From two to six pounds of treacle used to one butt of beer, has a very powerful effect, not only to give a sweet fulness in the mouth, but to remove the acidity of the drink. Treacle is the refused sweet of the sugar baker, part of the large quantities of lime used in refining sugars, undoubtedly enter in its composition, and is the occasion of its softening beers.
In proportion as beers are more or less forward, from two to four ounces of salt of wormwood and salt of tartar, together with one ounce of pounded ginger, are successfully employed. All these substances absorb acids, but they leave a flatness in the liquor, which in some measure is removed by the use of ginger.
Sometimes, in summer, when beer is wanted for use, we find it on the fret; as it is then in a repelling state, it does not give way to the finings, so as to precipitate. For this, about two ounces of cream of tartar are mixed with the isinglass, and if not sufficient, four ounces of oil of vitriol are added to the finings next used, in order to quiet the drink.
Some coopers attempt to extend their art so far as to add strength to malt liquors; but let it be remembered, that the principal constituent parts of beer should be malt and hops.

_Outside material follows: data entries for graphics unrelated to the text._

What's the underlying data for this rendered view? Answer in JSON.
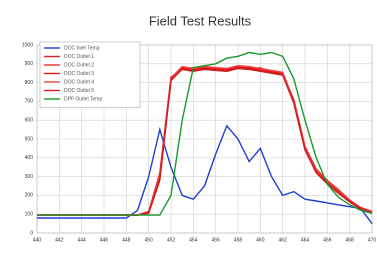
{
  "chart_data": {
    "type": "line",
    "title": "Field Test Results",
    "x": [
      440,
      441,
      442,
      443,
      444,
      445,
      446,
      447,
      448,
      449,
      450,
      451,
      452,
      453,
      454,
      455,
      456,
      457,
      458,
      459,
      460,
      461,
      462,
      463,
      464,
      465,
      466,
      467,
      468,
      469,
      470
    ],
    "series": [
      {
        "name": "DOC Inlet Temp",
        "color": "#1f3fd0",
        "values": [
          80,
          80,
          80,
          80,
          80,
          80,
          80,
          80,
          80,
          120,
          300,
          550,
          350,
          200,
          180,
          250,
          420,
          570,
          500,
          380,
          450,
          300,
          200,
          220,
          180,
          170,
          160,
          150,
          140,
          130,
          50
        ]
      },
      {
        "name": "DOC Outlet 1",
        "color": "#e02020",
        "values": [
          95,
          95,
          95,
          95,
          95,
          95,
          95,
          95,
          95,
          95,
          110,
          300,
          820,
          880,
          870,
          880,
          875,
          870,
          885,
          880,
          870,
          860,
          850,
          700,
          450,
          330,
          270,
          220,
          170,
          130,
          110
        ]
      },
      {
        "name": "DOC Outlet 2",
        "color": "#e83030",
        "values": [
          95,
          95,
          95,
          95,
          95,
          95,
          95,
          95,
          95,
          95,
          115,
          320,
          830,
          870,
          880,
          870,
          880,
          860,
          875,
          870,
          880,
          850,
          840,
          690,
          440,
          320,
          260,
          210,
          165,
          125,
          105
        ]
      },
      {
        "name": "DOC Outlet 3",
        "color": "#d81818",
        "values": [
          95,
          95,
          95,
          95,
          95,
          95,
          95,
          95,
          95,
          95,
          105,
          280,
          810,
          875,
          865,
          875,
          870,
          865,
          880,
          875,
          865,
          855,
          845,
          710,
          460,
          340,
          280,
          230,
          175,
          135,
          115
        ]
      },
      {
        "name": "DOC Outlet 4",
        "color": "#f04040",
        "values": [
          95,
          95,
          95,
          95,
          95,
          95,
          95,
          95,
          95,
          95,
          112,
          310,
          825,
          885,
          875,
          885,
          880,
          875,
          890,
          885,
          875,
          865,
          855,
          705,
          455,
          335,
          275,
          225,
          172,
          132,
          112
        ]
      },
      {
        "name": "DOC Outlet 5",
        "color": "#cc2020",
        "values": [
          95,
          95,
          95,
          95,
          95,
          95,
          95,
          95,
          95,
          95,
          108,
          290,
          815,
          870,
          860,
          870,
          865,
          860,
          875,
          870,
          860,
          850,
          840,
          695,
          445,
          325,
          265,
          215,
          168,
          128,
          108
        ]
      },
      {
        "name": "DPF Outlet Temp",
        "color": "#1a9a2a",
        "values": [
          95,
          95,
          95,
          95,
          95,
          95,
          95,
          95,
          95,
          95,
          95,
          95,
          200,
          600,
          880,
          890,
          900,
          930,
          940,
          960,
          950,
          960,
          940,
          820,
          600,
          400,
          260,
          190,
          150,
          120,
          105
        ]
      }
    ],
    "xlim": [
      440,
      470
    ],
    "xticks": [
      440,
      442,
      444,
      446,
      448,
      450,
      452,
      454,
      456,
      458,
      460,
      462,
      464,
      466,
      468,
      470
    ],
    "ylim": [
      0,
      1000
    ],
    "yticks": [
      0,
      100,
      200,
      300,
      400,
      500,
      600,
      700,
      800,
      900,
      1000
    ],
    "grid": true,
    "legend": "top-left"
  }
}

When strength is given to the liquor by any other means, its nature is altered, and then it is not beer we drink. Treacle in large quantities, the berries of the Cocculus Indicus, the grains of paradise, or the Indian ginger pounded fine, and mixed with a precipitating substance, are said to produce this extraordinary strength. It would be well if the attempts made to render beers strong by other means than by hops and malt, were to be imputed to none but coopers; Cocculus Indicus, and such like ingredients, have been known to be boiled in worts, by brewers who were more ambitious to excel the rest of the trade, than to do justice to the consumers. Were it not that pointing out vice is often the means to forward the practice of it, I could add to this infamous catalogue, more ingredients, it were to be wished practitioners never knew either the name or nature of, for fining, softening, and strengthening.

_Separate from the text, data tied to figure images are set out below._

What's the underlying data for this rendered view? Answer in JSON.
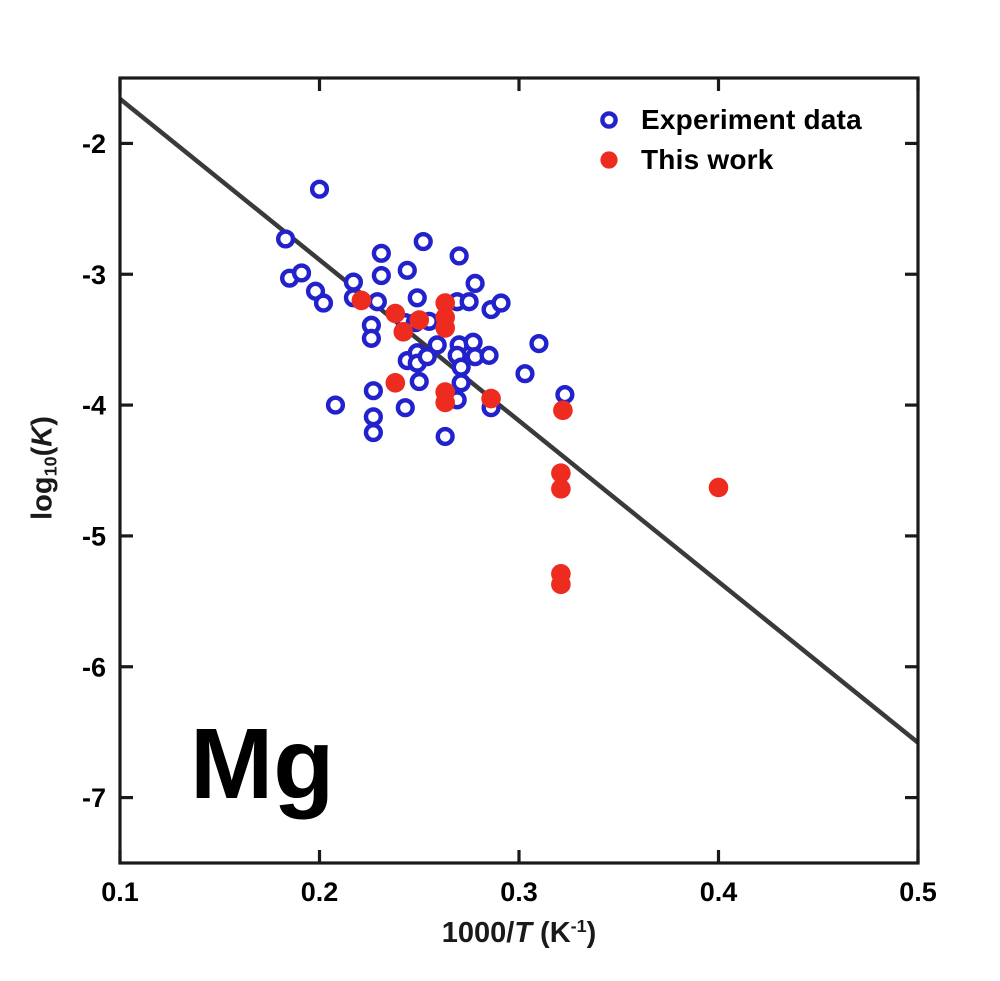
{
  "figure": {
    "background": "#ffffff",
    "element_label": "Mg",
    "legend": {
      "items": [
        {
          "label": "Experiment data",
          "marker": "open-circle",
          "color": "#2222cc"
        },
        {
          "label": "This work",
          "marker": "filled-circle",
          "color": "#ee2b1f"
        }
      ]
    }
  },
  "chart_data": {
    "type": "scatter",
    "title": "",
    "xlabel": "1000/T (K^-1)",
    "ylabel": "log10(K)",
    "xlabel_rich": [
      [
        "t",
        "1000/"
      ],
      [
        "it",
        "T"
      ],
      [
        "t",
        " (K"
      ],
      [
        "sp",
        "-1"
      ],
      [
        "t",
        ")"
      ]
    ],
    "ylabel_rich": [
      [
        "t",
        "log"
      ],
      [
        "sb",
        "10"
      ],
      [
        "t",
        "("
      ],
      [
        "it",
        "K"
      ],
      [
        "t",
        ")"
      ]
    ],
    "xlim": [
      0.1,
      0.5
    ],
    "ylim": [
      -7.5,
      -1.5
    ],
    "xticks": [
      0.1,
      0.2,
      0.3,
      0.4,
      0.5
    ],
    "xtick_labels": [
      "0.1",
      "0.2",
      "0.3",
      "0.4",
      "0.5"
    ],
    "yticks": [
      -7,
      -6,
      -5,
      -4,
      -3,
      -2
    ],
    "ytick_labels": [
      "-7",
      "-6",
      "-5",
      "-4",
      "-3",
      "-2"
    ],
    "grid": false,
    "legend_position": "top-right-inside",
    "axis_color": "#1a1a1a",
    "series": [
      {
        "name": "Experiment data",
        "marker": "open-circle",
        "color": "#2222cc",
        "points": [
          [
            0.2,
            -2.35
          ],
          [
            0.183,
            -2.73
          ],
          [
            0.185,
            -3.03
          ],
          [
            0.191,
            -2.99
          ],
          [
            0.198,
            -3.13
          ],
          [
            0.202,
            -3.22
          ],
          [
            0.217,
            -3.06
          ],
          [
            0.217,
            -3.18
          ],
          [
            0.231,
            -2.84
          ],
          [
            0.231,
            -3.01
          ],
          [
            0.244,
            -2.97
          ],
          [
            0.252,
            -2.75
          ],
          [
            0.27,
            -2.86
          ],
          [
            0.278,
            -3.07
          ],
          [
            0.249,
            -3.18
          ],
          [
            0.229,
            -3.21
          ],
          [
            0.269,
            -3.21
          ],
          [
            0.275,
            -3.21
          ],
          [
            0.286,
            -3.27
          ],
          [
            0.291,
            -3.22
          ],
          [
            0.255,
            -3.36
          ],
          [
            0.243,
            -3.37
          ],
          [
            0.248,
            -3.37
          ],
          [
            0.226,
            -3.39
          ],
          [
            0.226,
            -3.49
          ],
          [
            0.259,
            -3.54
          ],
          [
            0.27,
            -3.54
          ],
          [
            0.277,
            -3.52
          ],
          [
            0.31,
            -3.53
          ],
          [
            0.244,
            -3.66
          ],
          [
            0.249,
            -3.6
          ],
          [
            0.249,
            -3.68
          ],
          [
            0.254,
            -3.63
          ],
          [
            0.269,
            -3.62
          ],
          [
            0.278,
            -3.63
          ],
          [
            0.285,
            -3.62
          ],
          [
            0.271,
            -3.71
          ],
          [
            0.271,
            -3.83
          ],
          [
            0.25,
            -3.82
          ],
          [
            0.227,
            -3.89
          ],
          [
            0.208,
            -4.0
          ],
          [
            0.243,
            -4.02
          ],
          [
            0.227,
            -4.09
          ],
          [
            0.227,
            -4.21
          ],
          [
            0.303,
            -3.76
          ],
          [
            0.323,
            -3.92
          ],
          [
            0.269,
            -3.96
          ],
          [
            0.286,
            -4.02
          ],
          [
            0.263,
            -4.24
          ]
        ]
      },
      {
        "name": "This work",
        "marker": "filled-circle",
        "color": "#ee2b1f",
        "points": [
          [
            0.221,
            -3.2
          ],
          [
            0.238,
            -3.3
          ],
          [
            0.242,
            -3.44
          ],
          [
            0.25,
            -3.35
          ],
          [
            0.263,
            -3.22
          ],
          [
            0.263,
            -3.33
          ],
          [
            0.263,
            -3.41
          ],
          [
            0.238,
            -3.83
          ],
          [
            0.263,
            -3.9
          ],
          [
            0.263,
            -3.98
          ],
          [
            0.286,
            -3.95
          ],
          [
            0.322,
            -4.04
          ],
          [
            0.321,
            -4.52
          ],
          [
            0.321,
            -4.64
          ],
          [
            0.321,
            -5.29
          ],
          [
            0.321,
            -5.37
          ],
          [
            0.4,
            -4.63
          ]
        ]
      }
    ],
    "fit_line": {
      "color": "#3a3a3a",
      "x": [
        0.1,
        0.5
      ],
      "y": [
        -1.66,
        -6.58
      ]
    }
  }
}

Formerly brown beers were required to be of a very dark brown, inclinable to black. As this color could not be procured by malt properly dried, the juice of elder berries was frequently mixed with the isinglass. This juice afterwards gave way to calcined sugar; both are needless, as time and knowledge remove our prejudices, when the malt and hops have been properly chosen; and applied to their intended purpose.
Such are the remedies chiefly made use of for brown beers. Drinks formed from pale malts are always supposed to become spontaneously fine, and when they are so, by being bottled, they are saved from any farther hazard. As it is impossible for any fermented liquor to be absolutely at rest, the reason of beers being preserved by this method, is, thereby they are deprived of a communication with the air, and, without risk, gain all the advantages which age, by slow degrees, procures, and which art can never imitate. Were we as curious in our ales and beers as we are in the liquors we import, did we give to the produce of our own country the same care and attendance which we bestow on foreign wines, we might enjoy them in a perfection at present scarcely known, and perhaps cause foreigners to give to our beers a preference to their own growth.
SECTION XX.
OF TASTE[41].
Doctor Grew, who has treated of this matter, divides taste into simple and compound; he mentions the different species of the first, and calculates the various combinations of the latter, the number of which exceeds what at first might be expected. Without entering into this detail, I think that the different tastes residing in the barleys, or formed by their being malted, and brewed with hops, may be reduced to the following; the acid, which is a simple taste; the sweet, which is an acid smoothed with oils; the aromatic, which is the compound of a spiritous acid, and a volatile sulphur; the bitter, which, according to our author, is produced by an oil well impregnated either with an alkaline or an acid salt, shackled with earth; the austere, which is both astringent and bitter; and, lastly, the nauseous and rank, which is, at least in part, sometimes found in beers, which have either been greatly affected by fire, or, by long age, have lost their volatile sulphurs; and have nothing left but the thicker and coarser oils, resembling the empyreumatic dregs of distilled liquors not carefully drawn.